Berlusconi wurde wegen Steuerhinterziehung angeklagt, wegen Bilanzfälschung, illegaler Parteienfinanzierung, Richter- und Zeugenbestechung, auch Meineid. Immer kam er davon, dank der Verschleppungstaktik seiner Anwälte, viele Taten verjährten auf diese Weise, oder eine der von ihm geführten Regierungen änderte mal schnell die Fristen. Es gab Freisprüche, Amnestien.
Sogar, als ihn 2013 erstmals der Oberste Gerichtshof letztinstanzlich wegen Steuerbetrugs verurteilte, profitierte der Medienmogul. Drei Jahre Haft wurden ihm wegen einer Amnestie erlassen, es blieben zehn Monate Sozialarbeit in einem Altenheim bei Mailand. Anhänger lobten ihn noch nach seinem Tod als „Helden für den Widerstand gegen die Justiz“. Denn aus den unzähligen Verfahren gegen Berlusconi ließ sich leicht das Narrativ stricken, hier werde versucht eine öffentliche Figur mit juristischen Mitteln zu demontieren. Halb Italien glaubte lange Zeit an diese Version. Zum Verführer gehören bekanntlich immer auch die, die sich verführen lassen.

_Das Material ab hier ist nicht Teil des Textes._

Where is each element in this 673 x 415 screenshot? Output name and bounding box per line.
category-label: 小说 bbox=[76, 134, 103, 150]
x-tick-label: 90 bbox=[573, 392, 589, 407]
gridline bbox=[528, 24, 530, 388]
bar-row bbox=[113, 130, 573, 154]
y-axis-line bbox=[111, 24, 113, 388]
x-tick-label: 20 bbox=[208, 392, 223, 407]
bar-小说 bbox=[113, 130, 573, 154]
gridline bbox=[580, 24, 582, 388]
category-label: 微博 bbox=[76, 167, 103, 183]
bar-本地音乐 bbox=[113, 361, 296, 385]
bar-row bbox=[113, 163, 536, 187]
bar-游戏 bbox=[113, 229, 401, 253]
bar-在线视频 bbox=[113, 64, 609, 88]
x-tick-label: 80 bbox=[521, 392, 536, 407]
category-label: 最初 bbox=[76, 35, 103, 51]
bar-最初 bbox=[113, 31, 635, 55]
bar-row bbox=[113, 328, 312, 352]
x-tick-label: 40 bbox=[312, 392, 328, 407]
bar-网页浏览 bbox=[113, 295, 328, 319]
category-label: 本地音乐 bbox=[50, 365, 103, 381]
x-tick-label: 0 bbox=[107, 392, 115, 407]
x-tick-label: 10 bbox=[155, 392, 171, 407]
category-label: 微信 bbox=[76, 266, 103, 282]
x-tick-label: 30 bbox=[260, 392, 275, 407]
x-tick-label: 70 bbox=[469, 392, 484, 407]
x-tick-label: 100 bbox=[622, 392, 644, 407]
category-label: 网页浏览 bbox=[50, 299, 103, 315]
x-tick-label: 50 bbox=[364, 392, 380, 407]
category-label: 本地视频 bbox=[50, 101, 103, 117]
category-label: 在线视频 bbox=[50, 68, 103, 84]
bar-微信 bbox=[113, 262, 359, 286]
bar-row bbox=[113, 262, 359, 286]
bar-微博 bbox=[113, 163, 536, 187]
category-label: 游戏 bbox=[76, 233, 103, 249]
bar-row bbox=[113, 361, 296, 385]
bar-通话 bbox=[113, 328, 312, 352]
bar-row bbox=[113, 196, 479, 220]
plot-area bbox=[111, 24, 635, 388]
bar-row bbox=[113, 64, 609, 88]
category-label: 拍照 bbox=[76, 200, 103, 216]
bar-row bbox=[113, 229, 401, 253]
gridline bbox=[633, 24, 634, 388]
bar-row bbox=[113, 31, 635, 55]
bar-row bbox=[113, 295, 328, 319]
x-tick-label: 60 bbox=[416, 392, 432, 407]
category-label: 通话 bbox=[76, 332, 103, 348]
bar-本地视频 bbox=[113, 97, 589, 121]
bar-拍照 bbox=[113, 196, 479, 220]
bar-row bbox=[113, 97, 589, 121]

Berlusconi war ein Narzisst, das kann man ohne Bosheit festhalten. Seine Anhängerschaft verehrte ihn wie einen Superstar und belächelte ihn für seine Orgien und Eskapaden. Er, der sich selbst einmal mit nur einem halben Augenzwinkern als „Gesalbter des Herrn“ bezeichnet hatte, mutierte nicht zufällig zum ersten westlichen Populisten. Als zu Beginn der 1990er Jahre das in Christdemokraten und Sozialisten zweigeteilte italienische Parteiensystem nach Korruptionsskandalen zusammenbrach, stieß der damalige Medienunternehmer genial in das Vakuum vor, das die alte Politik hinterlassen hatte.
Geldquelle unbekannt
Wie tat er das? Talent als Unterhalter hatte Berlusconi zuhauf. Als Student trat er als Conferencier und Pianist auf Kreuzfahrtschiffen auf, damals schon mit seinem Freund Fedele Confalonieri, dem heutigen Vorsitzenden der Medien-Holding Berlusconis mit dem Namen Mediaset. Blendet man das Skandalöse an seiner Figur aus, wirkte Berlusconis Witz teilweise sogar sympathisch. Der Mann betörte Hausfrauen und Manager gleichermaßen. Wenn sie nur unkritisch genug waren.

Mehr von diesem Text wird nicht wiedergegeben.